Electronic identification of the actual parental phase of KxFe2-ySe2 superconductor and its intrinsic mesoscopic phase separation

TL;DR

This study uses ARPES to identify multiple phases in KxFe2-ySe2, revealing mesoscopic phase separation and Mott-like insulating behavior, which suggests doping of a semiconducting phase leads to superconductivity.

Contribution

It provides direct ARPES evidence of phase separation and Mott-like physics in KxFe2-ySe2, clarifying the relationship between insulating, semiconducting, and superconducting phases.

Findings

Identification of two insulating and one semiconducting phase.

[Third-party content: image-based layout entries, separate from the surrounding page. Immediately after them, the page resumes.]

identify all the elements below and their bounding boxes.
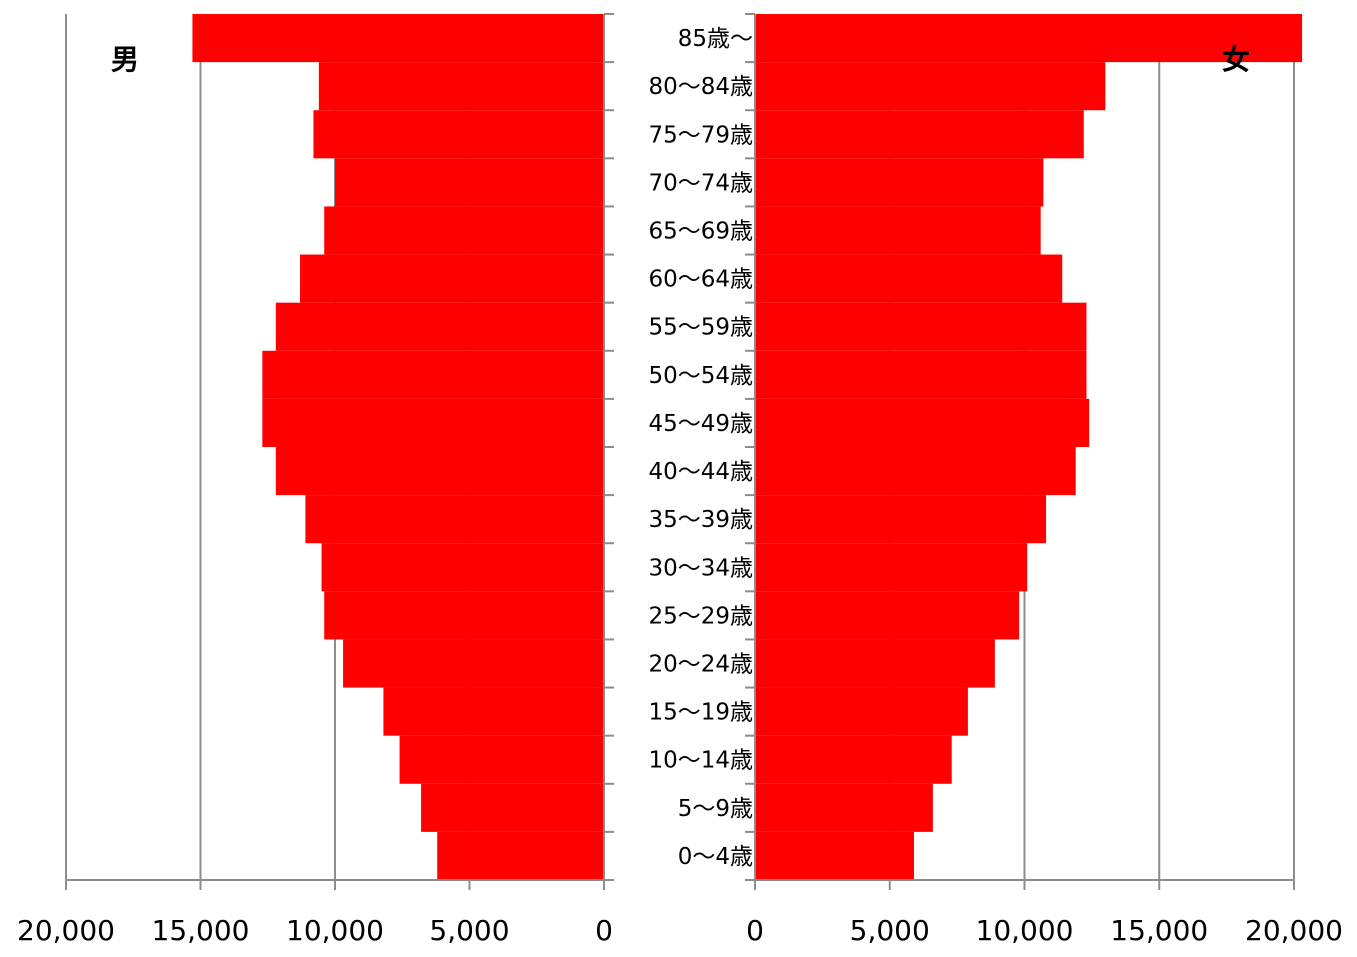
male-panel: 0 5,000 10,000 15,000 20,000 (17, 13, 614, 947)
x-tick-label-20000: 20,000 (1245, 914, 1343, 947)
bar-female-15 (755, 110, 1084, 159)
bar-female-6 (755, 543, 1028, 592)
bar-female-7 (755, 495, 1047, 544)
bar-male-2 (399, 735, 604, 784)
bar-male-13 (324, 206, 604, 255)
category-label-16: 80〜84歳 (648, 74, 753, 100)
female-panel: 0 5,000 10,000 15,000 20,000 (745, 13, 1343, 947)
bar-female-17 (755, 14, 1303, 63)
category-label-4: 20〜24歳 (648, 652, 753, 678)
bar-male-16 (318, 62, 604, 111)
bar-male-14 (335, 158, 604, 207)
bar-female-8 (755, 447, 1076, 496)
female-side-label: 女 (1222, 43, 1250, 76)
bar-female-16 (755, 62, 1106, 111)
bar-female-3 (755, 687, 968, 736)
x-tick-label-5000: 5,000 (429, 914, 509, 947)
category-label-15: 75〜79歳 (648, 122, 753, 148)
bar-female-13 (755, 206, 1041, 255)
bar-female-0 (755, 831, 915, 880)
x-tick-label-10000: 10,000 (976, 914, 1074, 947)
x-tick-label-15000: 15,000 (1110, 914, 1208, 947)
category-label-11: 55〜59歳 (648, 315, 753, 341)
bar-female-10 (755, 350, 1087, 399)
bar-male-7 (305, 495, 604, 544)
bar-female-9 (755, 398, 1090, 447)
category-label-8: 40〜44歳 (648, 459, 753, 485)
category-label-6: 30〜34歳 (648, 555, 753, 581)
x-tick-label-10000: 10,000 (286, 914, 384, 947)
x-tick-label-20000: 20,000 (17, 914, 115, 947)
category-label-9: 45〜49歳 (648, 411, 753, 437)
bar-male-8 (275, 447, 604, 496)
x-tick-label-15000: 15,000 (152, 914, 250, 947)
bar-female-2 (755, 735, 952, 784)
category-label-10: 50〜54歳 (648, 363, 753, 389)
bar-female-11 (755, 302, 1087, 351)
bar-male-10 (262, 350, 604, 399)
bar-male-12 (300, 254, 604, 303)
bar-male-11 (275, 302, 604, 351)
category-label-5: 25〜29歳 (648, 603, 753, 629)
x-tick-label-0: 0 (595, 914, 613, 947)
male-side-label: 男 (111, 43, 139, 76)
bar-female-1 (755, 783, 933, 832)
category-label-0: 0〜4歳 (678, 844, 753, 870)
bar-male-0 (437, 831, 604, 880)
bar-female-14 (755, 158, 1044, 207)
category-labels: 0〜4歳 5〜9歳 10〜14歳 15〜19歳 20〜24歳 25〜29歳 30〜34歳 35… (648, 26, 753, 870)
category-label-1: 5〜9歳 (678, 796, 753, 822)
bar-male-9 (262, 398, 604, 447)
category-label-7: 35〜39歳 (648, 507, 753, 533)
bar-female-5 (755, 591, 1020, 640)
bar-female-4 (755, 639, 995, 688)
x-tick-label-0: 0 (746, 914, 764, 947)
category-label-2: 10〜14歳 (648, 748, 753, 774)
category-label-14: 70〜74歳 (648, 170, 753, 196)
bar-male-15 (313, 110, 604, 159)
bar-male-1 (421, 783, 604, 832)
bar-male-3 (383, 687, 604, 736)
category-label-3: 15〜19歳 (648, 700, 753, 726)
bar-male-17 (192, 14, 604, 63)
x-tick-label-5000: 5,000 (850, 914, 930, 947)
bar-male-5 (324, 591, 604, 640)
bar-female-12 (755, 254, 1063, 303)
category-label-12: 60〜64歳 (648, 267, 753, 293)
category-label-17: 85歳〜 (678, 26, 753, 52)
category-label-13: 65〜69歳 (648, 219, 753, 245)
bar-male-6 (321, 543, 604, 592)
bar-male-4 (343, 639, 604, 688)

Evidence of mesoscopic phase separation.

Superconductivity likely develops from doping the semiconducting phase.

Abstract

While the parent compounds of the cuprate high temperature superconductors (high-Tc's) are Mott insulators, the iron-pnictide high-Tc's are in the vicinity of a metallic spin density wave (SDW) state, which highlights the difference between these two families. However, insulating parent compounds were identified for the newly discovered KxFe2-ySe2. This raises an intriguing question as to whether the iron-based high-Tc's could be viewed as doped Mott insulators like the cuprates. Here we report angle-resolved photoemission spectroscopy (ARPES) evidence of two insulating and one semiconducting phases of KxFe2-ySe2, and the mesoscopic phase separation between the superconducting/semiconducting phase and the insulating phases. The insulating phases are characterized by the depletion of electronic states over a 0.5 eV window below the chemical potential, giving a compelling evidence for the presence of Mott-like physics. The charging effects and the absence of band folding in the superconducting/semiconducting phase further prove that the static magnetic and vacancy orders are not related to the superconductivity. Instead, the electronic structure of the superconducting phase is much closer to the semiconducting phase, indicating the superconductivity is likely developed by doping the semiconducting phase rather than the insulating phases.